For weeks following the Jan. 12 earthquake in Haiti, a steady stream of airplanes stuffed with medical and other relief supplies shuttled in and out of the Port-au-Prince airport. Adhering to a strict time frame, the workers had just two hours to offload tons of supplies to make room for the next planeload of aid.
Volunteers aboard one such plane sat in strategic locations — some in the first few rows to disembark quickly and begin unloading, others in the middle to hand them boxes of supplies, and still others in the back to move larger items such as crutches out the kitchen galley door, said Patty Marten of Sewickley, Pa., who was one of 15 volunteers on a flight organized by Jim Trovato, also of Sewickley.
“It all had to be done manually, as there were no mechanized conveyor belts to assist in the process,” she said.

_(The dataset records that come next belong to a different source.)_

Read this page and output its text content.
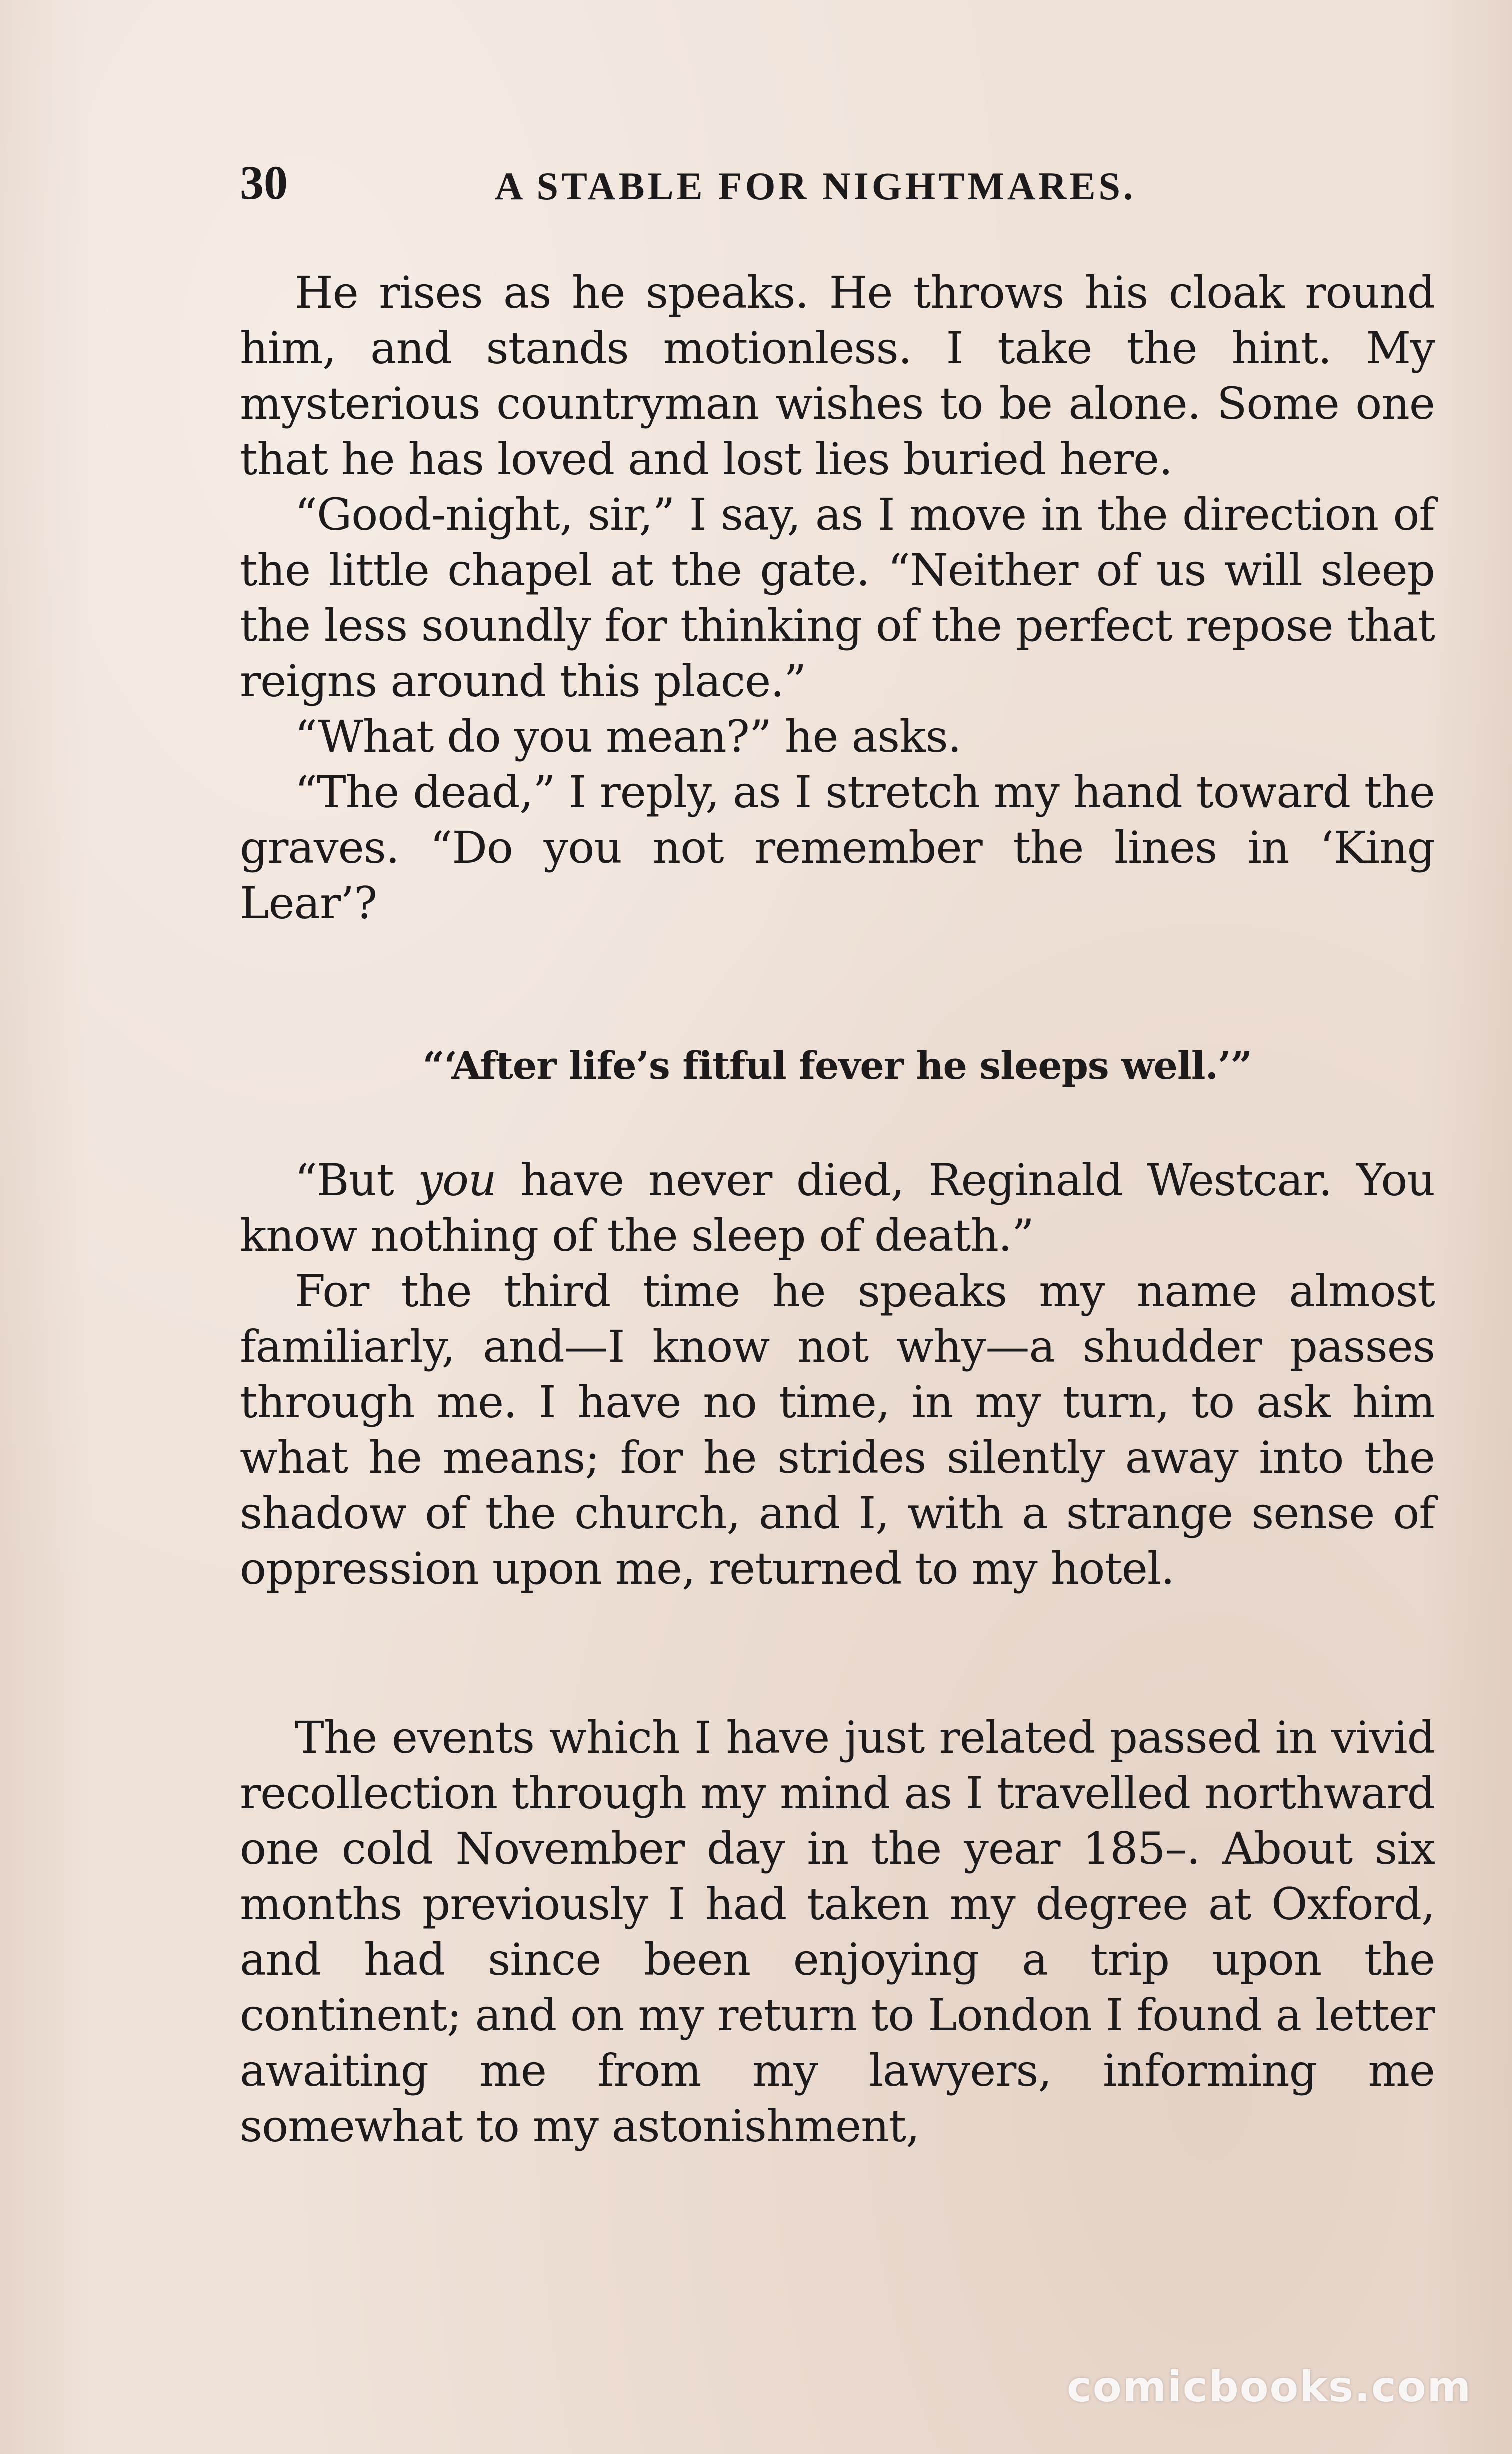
30	A STABLE FOR NIGHTMARES.

He rises as he speaks. He throws his cloak round him, and stands motionless. I take the hint. My mysterious countryman wishes to be alone. Some one that he has loved and lost lies buried here.

“Good-night, sir,” I say, as I move in the direction of the little chapel at the gate. “Neither of us will sleep the less soundly for thinking of the perfect repose that reigns around this place.”

“What do you mean?” he asks.

“The dead,” I reply, as I stretch my hand toward the graves. “Do you not remember the lines in ‘King Lear’?

“‘After life’s fitful fever he sleeps well.’”

“But you have never died, Reginald Westcar. You know nothing of the sleep of death.”

For the third time he speaks my name almost familiarly, and—I know not why—a shudder passes through me. I have no time, in my turn, to ask him what he means; for he strides silently away into the shadow of the church, and I, with a strange sense of oppression upon me, returned to my hotel.

The events which I have just related passed in vivid recollection through my mind as I travelled northward one cold November day in the year 185–. About six months previously I had taken my degree at Oxford, and had since been enjoying a trip upon the continent; and on my return to London I found a letter awaiting me from my lawyers, informing me somewhat to my astonishment,

comicbooks.com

The tens of thousands of pounds of medical supplies, including antibiotics and pain medication, were color coded and pre-labeled to speed the distribution process to their destination points, said Dr. James Blaugrund, a head and neck surgeon in Pittsburgh, who participated in three of the January flights with organizers Jim Bouchard and Dr. Ken Melani.
After transporting medical supplies and personnel into Haiti, two of Blaugrund’s flights also involved bringing Haitians in need of help back to the United States, including a group of orphans whose facility was damaged by the quake, and a cancer patient.
The cancer patient, 16-year-old Jean Kenson, appeared at a facility treating earthquake-related injuries with a large lump on his leg. Mark Sangimino, a pediatric orthopedic doctor who was seeing patients in Haiti at the time, recognized it as a tumor and acquired the necessary paperwork to bring him back to the United States, where he would be able to receive chemotherapy and other treatment, said Blaugrund.
With just minutes left in their two-hour window, Sangimino ran into the plane carrying Kenson, recalled Blaugrund.
“To have him come up the aisle at 7:30 as they’re about to close the door, with this kid in his arms — it’s just terrific,” he said. “It’s rare that these opportunities come up where you can do something that can so quickly affect a population.”